Jestem fotografem z zamiłowania, jakiś czas temu organizowałam wystawę i wszystkie zdjęcia drukowałam w pewnej drukarni. Na kilka dni przed planowaną wystawą zdecydowałam, że zamienię jedno zdjęcie, więc musiałam jak najszybciej powiadomić moją drukarnię. Ale jak tu zadzwonić, gdy na samą myśl ręce mi się trzęsą tak bardzo, że nie jestem w stanie wybrać numeru? Ułożyłam sobie całą rozmowę w głowie, ze wszystkimi możliwymi wariantami, pytaniami i odpowiedziami, no i dzwonię. Odebrała miła pani, a ja jednym tchem i trzęsącym się głosem wyrzuciłam z siebie, o co chodzi. Pani stwierdziła, że poprosi pana, który drukował dla mnie poprzednie zdjęcia i na chwilę zapanowała cisza. Niedobrze, tego nie przewidziałam. Zaczęłam zastanawiać się, co powie ów pan i co ja mogę mu odpowiedzieć. Mój wybór padł na jego „w czym mogę pomóc?” i moją przećwiczoną już regułkę jako odpowiedź. I tak długo sobie powtarzałam w myślach ten dialog, że gdy w słuchawce usłyszałam: „Tak?”, ja wypaliłam: „W czym mogę pomóc?”... i się rozłączyłam. Zdjęcia nie zamieniłam.

#pWPuz

Lata temu w naszej szkole wprowadzono akcję zwalczania makijażu. Nauczycielka zaciągnęła mnie do łazienki i kazała mi zmywać oczy. Jakże wielkie było jej zdziwienie, gdy okazało się, że to moje naturalne gęste rzęsy i brwi w kolorze czarnym. Miałam wtedy kilkanaście lat, ale nigdy nie zapomnę jej miny. To była jednocześnie mina zaskoczenia i zmieszania. Nawet mnie po wszystkim nie przeprosiła. Kazała tylko wrócić do sali i usiąść w ławce.

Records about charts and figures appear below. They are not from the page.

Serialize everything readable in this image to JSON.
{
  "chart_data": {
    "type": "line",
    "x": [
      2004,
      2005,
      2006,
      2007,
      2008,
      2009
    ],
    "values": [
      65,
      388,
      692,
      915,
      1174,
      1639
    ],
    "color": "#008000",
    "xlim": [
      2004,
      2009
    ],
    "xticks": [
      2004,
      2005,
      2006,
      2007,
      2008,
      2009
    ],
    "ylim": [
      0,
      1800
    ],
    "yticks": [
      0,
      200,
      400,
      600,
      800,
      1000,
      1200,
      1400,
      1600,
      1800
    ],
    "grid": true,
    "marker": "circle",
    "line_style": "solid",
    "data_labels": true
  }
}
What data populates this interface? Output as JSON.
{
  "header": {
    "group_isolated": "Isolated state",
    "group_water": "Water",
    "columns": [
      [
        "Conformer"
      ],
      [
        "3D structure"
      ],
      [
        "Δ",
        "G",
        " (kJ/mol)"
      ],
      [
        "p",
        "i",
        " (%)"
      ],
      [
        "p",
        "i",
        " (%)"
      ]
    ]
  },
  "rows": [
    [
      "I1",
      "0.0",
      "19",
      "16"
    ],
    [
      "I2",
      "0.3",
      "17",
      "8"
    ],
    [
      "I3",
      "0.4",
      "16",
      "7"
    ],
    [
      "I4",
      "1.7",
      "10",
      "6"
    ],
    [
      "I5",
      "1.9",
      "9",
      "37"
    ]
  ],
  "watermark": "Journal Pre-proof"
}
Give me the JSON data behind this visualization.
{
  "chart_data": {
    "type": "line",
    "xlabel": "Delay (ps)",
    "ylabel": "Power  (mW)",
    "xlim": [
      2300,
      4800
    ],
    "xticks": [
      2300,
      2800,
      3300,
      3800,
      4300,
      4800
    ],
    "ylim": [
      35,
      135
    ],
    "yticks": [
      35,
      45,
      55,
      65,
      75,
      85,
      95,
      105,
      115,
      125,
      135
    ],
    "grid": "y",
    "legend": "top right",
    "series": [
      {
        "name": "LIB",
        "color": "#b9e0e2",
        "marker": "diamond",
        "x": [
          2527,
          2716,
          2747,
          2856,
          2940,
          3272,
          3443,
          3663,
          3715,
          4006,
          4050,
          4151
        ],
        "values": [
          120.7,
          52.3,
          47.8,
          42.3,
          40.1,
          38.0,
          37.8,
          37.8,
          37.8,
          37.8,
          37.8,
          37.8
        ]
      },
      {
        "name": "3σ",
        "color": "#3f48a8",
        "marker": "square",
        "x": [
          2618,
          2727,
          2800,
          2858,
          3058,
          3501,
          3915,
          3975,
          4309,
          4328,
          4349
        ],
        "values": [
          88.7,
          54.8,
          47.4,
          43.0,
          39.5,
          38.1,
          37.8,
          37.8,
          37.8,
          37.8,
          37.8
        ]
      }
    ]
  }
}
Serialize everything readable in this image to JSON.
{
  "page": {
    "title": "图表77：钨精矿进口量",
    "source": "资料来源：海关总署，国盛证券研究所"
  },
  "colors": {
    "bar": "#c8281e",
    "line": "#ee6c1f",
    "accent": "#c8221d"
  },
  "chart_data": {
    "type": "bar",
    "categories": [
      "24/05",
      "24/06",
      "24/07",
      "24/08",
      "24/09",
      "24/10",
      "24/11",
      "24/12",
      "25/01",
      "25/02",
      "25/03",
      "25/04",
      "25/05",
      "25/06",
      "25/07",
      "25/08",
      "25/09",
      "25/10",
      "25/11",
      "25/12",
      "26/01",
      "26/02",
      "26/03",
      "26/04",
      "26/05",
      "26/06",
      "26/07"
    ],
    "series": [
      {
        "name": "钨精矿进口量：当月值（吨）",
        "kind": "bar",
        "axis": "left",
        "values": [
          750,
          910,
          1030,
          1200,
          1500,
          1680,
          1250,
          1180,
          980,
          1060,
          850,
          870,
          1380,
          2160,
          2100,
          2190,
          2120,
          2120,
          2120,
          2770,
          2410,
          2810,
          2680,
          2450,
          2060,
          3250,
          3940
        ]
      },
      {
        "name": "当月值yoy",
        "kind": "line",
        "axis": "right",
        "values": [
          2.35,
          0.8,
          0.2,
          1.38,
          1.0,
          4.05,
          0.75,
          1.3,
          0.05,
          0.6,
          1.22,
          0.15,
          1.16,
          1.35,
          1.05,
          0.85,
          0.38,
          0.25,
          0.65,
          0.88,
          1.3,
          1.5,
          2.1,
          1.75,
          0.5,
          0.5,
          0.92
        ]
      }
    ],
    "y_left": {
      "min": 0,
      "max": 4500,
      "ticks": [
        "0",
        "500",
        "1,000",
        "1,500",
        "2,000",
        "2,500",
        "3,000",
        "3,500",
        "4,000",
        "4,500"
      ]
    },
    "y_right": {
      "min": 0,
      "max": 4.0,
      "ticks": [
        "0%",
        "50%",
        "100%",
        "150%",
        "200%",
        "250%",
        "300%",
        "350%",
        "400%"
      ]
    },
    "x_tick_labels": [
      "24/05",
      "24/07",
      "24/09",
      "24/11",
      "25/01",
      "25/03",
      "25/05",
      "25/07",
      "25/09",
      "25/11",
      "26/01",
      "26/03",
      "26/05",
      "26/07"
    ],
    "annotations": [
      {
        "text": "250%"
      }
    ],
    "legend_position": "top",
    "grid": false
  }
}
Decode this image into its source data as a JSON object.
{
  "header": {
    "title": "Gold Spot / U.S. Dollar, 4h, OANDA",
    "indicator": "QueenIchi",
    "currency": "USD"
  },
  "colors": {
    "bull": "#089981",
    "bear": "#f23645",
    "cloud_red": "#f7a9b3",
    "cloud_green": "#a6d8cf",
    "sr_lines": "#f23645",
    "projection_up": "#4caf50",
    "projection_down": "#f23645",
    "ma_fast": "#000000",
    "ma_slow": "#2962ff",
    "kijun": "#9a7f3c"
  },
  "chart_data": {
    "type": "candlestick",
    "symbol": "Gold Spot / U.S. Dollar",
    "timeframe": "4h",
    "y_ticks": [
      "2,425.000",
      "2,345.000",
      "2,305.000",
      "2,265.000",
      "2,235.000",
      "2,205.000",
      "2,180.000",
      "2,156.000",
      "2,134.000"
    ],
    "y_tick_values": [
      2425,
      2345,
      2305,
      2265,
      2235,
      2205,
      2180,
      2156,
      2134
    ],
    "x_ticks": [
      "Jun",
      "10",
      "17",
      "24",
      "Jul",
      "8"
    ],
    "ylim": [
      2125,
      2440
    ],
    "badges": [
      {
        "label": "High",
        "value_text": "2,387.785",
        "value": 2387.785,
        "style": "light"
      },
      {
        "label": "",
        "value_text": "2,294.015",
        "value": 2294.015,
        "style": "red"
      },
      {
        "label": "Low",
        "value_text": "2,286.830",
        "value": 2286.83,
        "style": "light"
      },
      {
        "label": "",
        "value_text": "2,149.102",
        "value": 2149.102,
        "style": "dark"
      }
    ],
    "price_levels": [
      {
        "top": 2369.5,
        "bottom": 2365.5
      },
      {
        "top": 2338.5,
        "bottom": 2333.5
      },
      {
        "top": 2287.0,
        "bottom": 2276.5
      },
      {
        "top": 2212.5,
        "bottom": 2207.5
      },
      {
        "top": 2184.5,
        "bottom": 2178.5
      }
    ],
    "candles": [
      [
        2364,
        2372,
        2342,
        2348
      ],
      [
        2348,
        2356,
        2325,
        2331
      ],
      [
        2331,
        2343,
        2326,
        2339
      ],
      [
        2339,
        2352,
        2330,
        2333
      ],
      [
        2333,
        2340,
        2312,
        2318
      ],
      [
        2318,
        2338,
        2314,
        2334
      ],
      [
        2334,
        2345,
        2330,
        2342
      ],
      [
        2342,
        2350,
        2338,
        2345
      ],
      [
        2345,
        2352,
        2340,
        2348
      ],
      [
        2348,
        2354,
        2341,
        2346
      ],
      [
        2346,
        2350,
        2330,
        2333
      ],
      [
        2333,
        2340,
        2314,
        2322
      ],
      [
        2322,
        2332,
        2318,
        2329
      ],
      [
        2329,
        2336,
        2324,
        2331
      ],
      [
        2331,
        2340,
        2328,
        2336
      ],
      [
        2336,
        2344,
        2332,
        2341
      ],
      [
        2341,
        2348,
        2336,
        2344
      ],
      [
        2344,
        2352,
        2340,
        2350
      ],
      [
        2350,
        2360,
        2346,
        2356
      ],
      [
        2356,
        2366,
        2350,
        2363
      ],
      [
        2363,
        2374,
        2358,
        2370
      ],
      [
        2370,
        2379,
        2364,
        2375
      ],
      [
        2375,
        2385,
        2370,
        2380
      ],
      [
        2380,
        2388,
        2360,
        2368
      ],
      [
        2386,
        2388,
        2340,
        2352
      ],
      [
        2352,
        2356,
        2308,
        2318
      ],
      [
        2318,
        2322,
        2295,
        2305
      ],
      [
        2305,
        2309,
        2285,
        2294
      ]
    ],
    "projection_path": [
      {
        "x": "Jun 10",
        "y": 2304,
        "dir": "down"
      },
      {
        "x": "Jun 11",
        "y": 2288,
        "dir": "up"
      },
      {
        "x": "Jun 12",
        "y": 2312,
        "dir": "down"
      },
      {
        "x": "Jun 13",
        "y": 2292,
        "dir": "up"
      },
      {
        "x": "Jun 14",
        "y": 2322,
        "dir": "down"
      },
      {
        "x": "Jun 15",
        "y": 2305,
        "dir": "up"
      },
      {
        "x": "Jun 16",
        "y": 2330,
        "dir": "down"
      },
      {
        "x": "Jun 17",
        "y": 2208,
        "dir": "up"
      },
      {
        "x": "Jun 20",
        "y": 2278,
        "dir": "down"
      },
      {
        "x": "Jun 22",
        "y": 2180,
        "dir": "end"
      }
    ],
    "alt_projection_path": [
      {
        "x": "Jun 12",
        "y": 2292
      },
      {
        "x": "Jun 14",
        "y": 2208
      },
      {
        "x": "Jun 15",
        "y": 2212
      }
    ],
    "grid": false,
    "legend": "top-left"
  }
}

Do tej pory czuję żal i rozczarowanie, ponieważ nauczycielka ta była moją idolką i inspiracją — kobieta naprawdę świetna w swej dziedzinie, w prowadzeniu lekcji nikt jej nie dorównywał. Jednak w tym jednym momencie, gdy we mnie zwątpiła, ja zwątpiłam w nią. Zawsze byłam jedną z najlepszych z przedmiotu, stałe w czołowej trójce w szkole, olimpiady, konkursy. A ona z powodu moich ciemnych rzęs posądziła mnie o posiadanie makijażu. Przypuszczam, że gdyby ktoś zorganizował spotkanie klasowe po latach, to bym jej to wygarnęła, bo nie mogę tego wspomnienia wymazać z pamięci. W jednej chwili straciłam do niej szacunek.